In a separate interview Monday, Yalobusha County Sheriff Lance Humphreys said the officers are white but disputed the rest of Moore’s account.

'That’s not even close to what happened,' Humphreys, who is also white, told The Associated Press.

Humphreys said officers from the sheriff’s department, the Water Valley Police Department and Mississippi Bureau of Narcotics were checking driver’s licenses at a roadblock when they pulled over Logan.

The sheriff said officers told him that Logan got out of the vehicle and ran toward them twice.

'He lowered his shoulder and tried to go through them,' Humphreys said.

He said the officers used a stun gun on Logan and arrested him but didn’t beat him.

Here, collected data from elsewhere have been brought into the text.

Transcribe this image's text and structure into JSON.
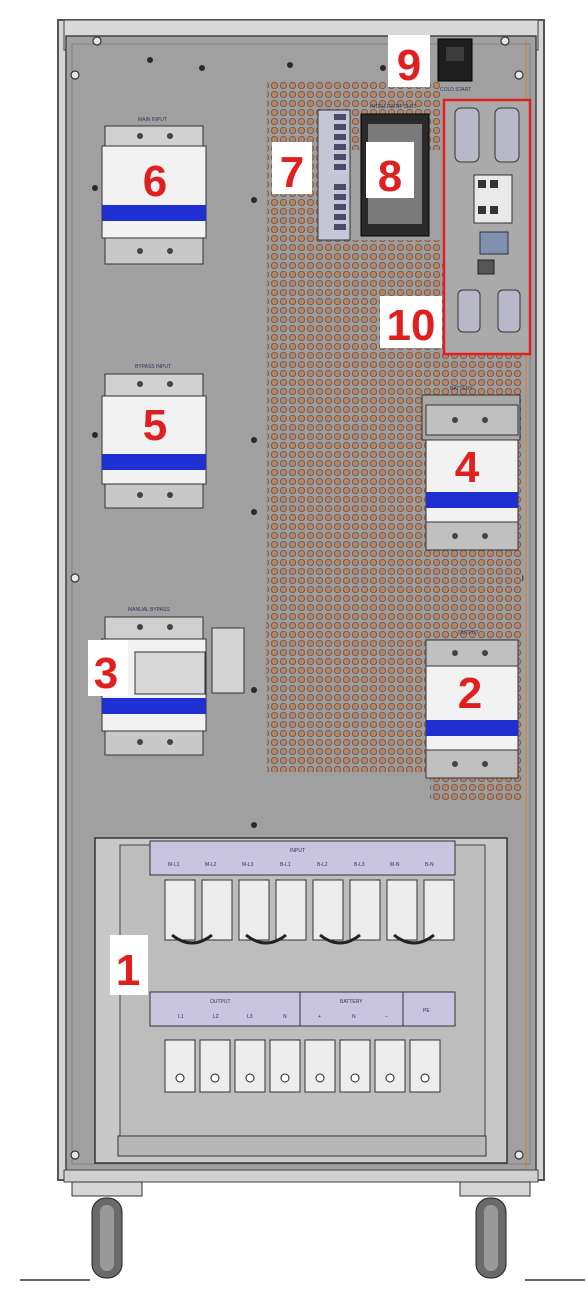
{
  "callouts": {
    "n1": "1",
    "n2": "2",
    "n3": "3",
    "n4": "4",
    "n5": "5",
    "n6": "6",
    "n7": "7",
    "n8": "8",
    "n9": "9",
    "n10": "10"
  },
  "labels": {
    "main_input": "MAIN INPUT",
    "bypass_input": "BYPASS INPUT",
    "manual_bypass": "MANUAL BYPASS",
    "intelligent_slot": "INTELLIGENT SLOT",
    "cold_start": "COLD START",
    "output_breaker": "OUTPUT",
    "battery_breaker": "BATTERY",
    "input_block": "INPUT",
    "output_block": "OUTPUT",
    "battery_block": "BATTERY",
    "pe": "PE",
    "input_terminals": [
      "M-L1",
      "M-L2",
      "M-L3",
      "B-L1",
      "B-L2",
      "B-L3",
      "M-N",
      "B-N"
    ],
    "output_terminals": [
      "L1",
      "L2",
      "L3",
      "N"
    ],
    "battery_terminals": [
      "+",
      "N",
      "−"
    ]
  },
  "colors": {
    "callout": "#e02020",
    "highlight_box": "#e02020",
    "panel": "#9e9e9e",
    "vent": "#b07f60",
    "breaker_blue": "#1f2fd0"
  }
}
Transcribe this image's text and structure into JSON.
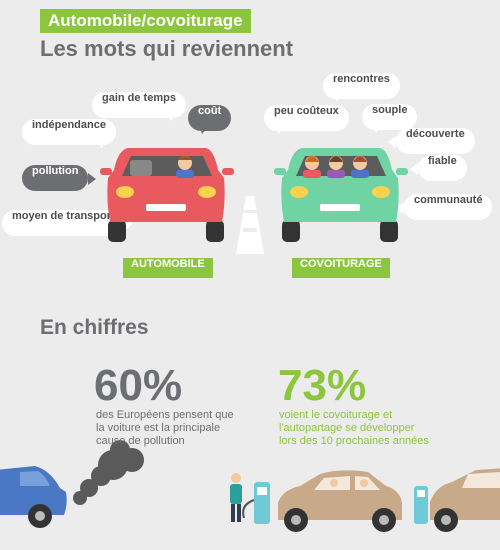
{
  "header": {
    "tag": "Automobile/covoiturage",
    "title": "Les mots qui reviennent"
  },
  "words_left": {
    "gain": "gain de temps",
    "cout": "coût",
    "independance": "indépendance",
    "pollution": "pollution",
    "moyen": "moyen de transport"
  },
  "words_right": {
    "rencontres": "rencontres",
    "peu_couteux": "peu coûteux",
    "souple": "souple",
    "decouverte": "découverte",
    "fiable": "fiable",
    "communaute": "communauté"
  },
  "labels": {
    "left": "AUTOMOBILE",
    "right": "COVOITURAGE"
  },
  "figures": {
    "title": "En chiffres",
    "left": {
      "value": "60%",
      "text": "des Européens pensent que la voiture est la principale cause de pollution"
    },
    "right": {
      "value": "73%",
      "text": "voient le covoiturage et l'autopartage se développer lors des 10 prochaines années"
    }
  },
  "colors": {
    "green": "#8cc63f",
    "red_car": "#e85a5f",
    "mint_car": "#6fd3a3",
    "blue_car": "#4a78c4",
    "beige_car": "#c8a98a",
    "gray_text": "#6d6e71"
  }
}
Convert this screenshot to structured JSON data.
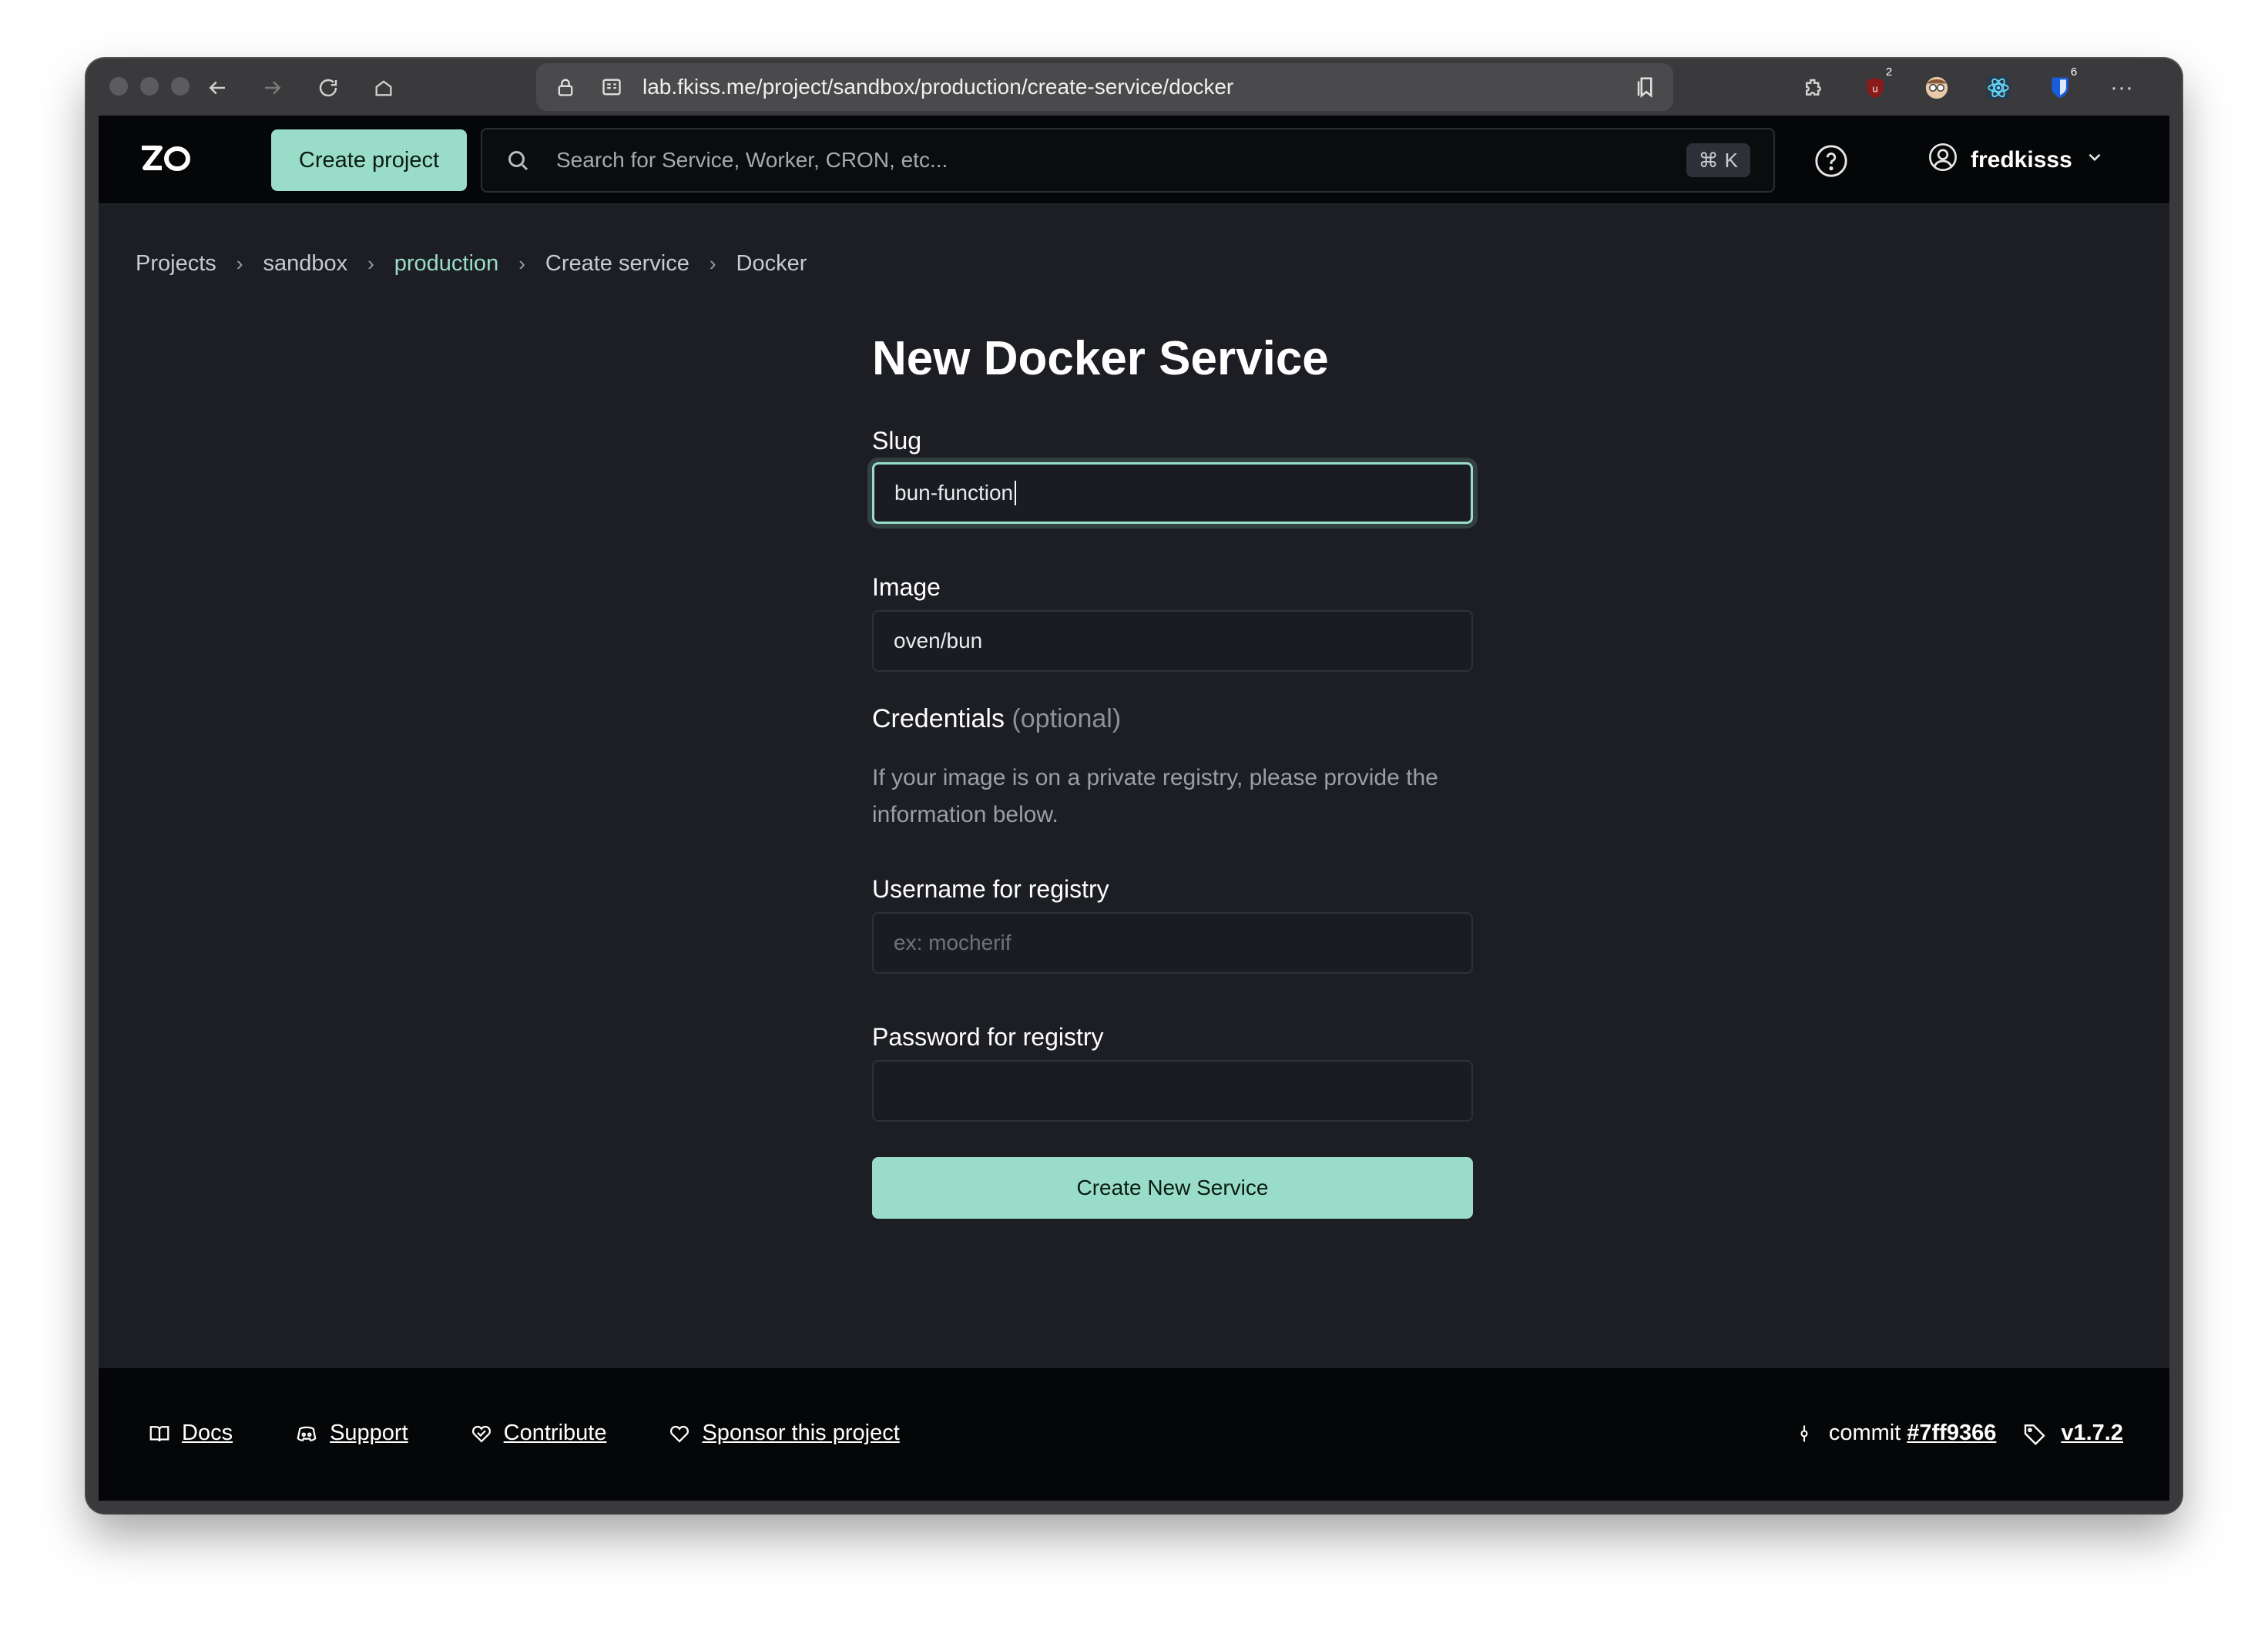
{
  "browser": {
    "url": "lab.fkiss.me/project/sandbox/production/create-service/docker",
    "extensions": [
      {
        "name": "puzzle-icon"
      },
      {
        "name": "ublock-icon",
        "badge": "2"
      },
      {
        "name": "avatar-extension-icon"
      },
      {
        "name": "react-devtools-icon"
      },
      {
        "name": "bitwarden-icon",
        "badge": "6"
      }
    ]
  },
  "header": {
    "create_project_label": "Create project",
    "search_placeholder": "Search for Service, Worker, CRON, etc...",
    "shortcut_symbol": "⌘",
    "shortcut_key": "K",
    "username": "fredkisss"
  },
  "breadcrumb": {
    "items": [
      "Projects",
      "sandbox",
      "production",
      "Create service",
      "Docker"
    ]
  },
  "form": {
    "title": "New Docker Service",
    "slug_label": "Slug",
    "slug_value": "bun-function",
    "image_label": "Image",
    "image_value": "oven/bun",
    "credentials_title": "Credentials",
    "credentials_optional": "(optional)",
    "credentials_description": "If your image is on a private registry, please provide the information below.",
    "username_label": "Username for registry",
    "username_placeholder": "ex: mocherif",
    "password_label": "Password for registry",
    "password_value": "",
    "submit_label": "Create New Service"
  },
  "footer": {
    "links": [
      "Docs",
      "Support",
      "Contribute",
      "Sponsor this project"
    ],
    "commit_label": "commit",
    "commit_hash": "#7ff9366",
    "version": "v1.7.2"
  },
  "colors": {
    "accent": "#99ddc8",
    "background": "#1c1e24",
    "header_bg": "#050607"
  }
}
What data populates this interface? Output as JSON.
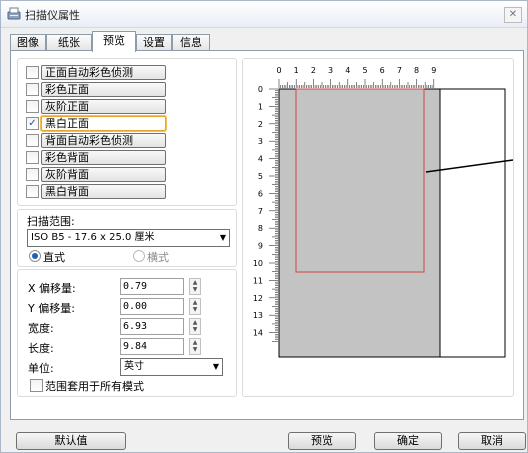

One officer whose knee was injured during the confrontation is now working desk duties and will have to have surgery, and another officer receive injuries to leg ligaments.

Humphreys said Logan is charged with possession of the controlled substance ecstasy, two counts of assault on an officer, one count of resisting arrest and one count of possessing drug paraphernalia. He said because Logan was hospitalized, he did not have to post bond.

None of the officers involved has been placed on leave, Humphreys said. He said a grand jury will consider whether to indict Logan.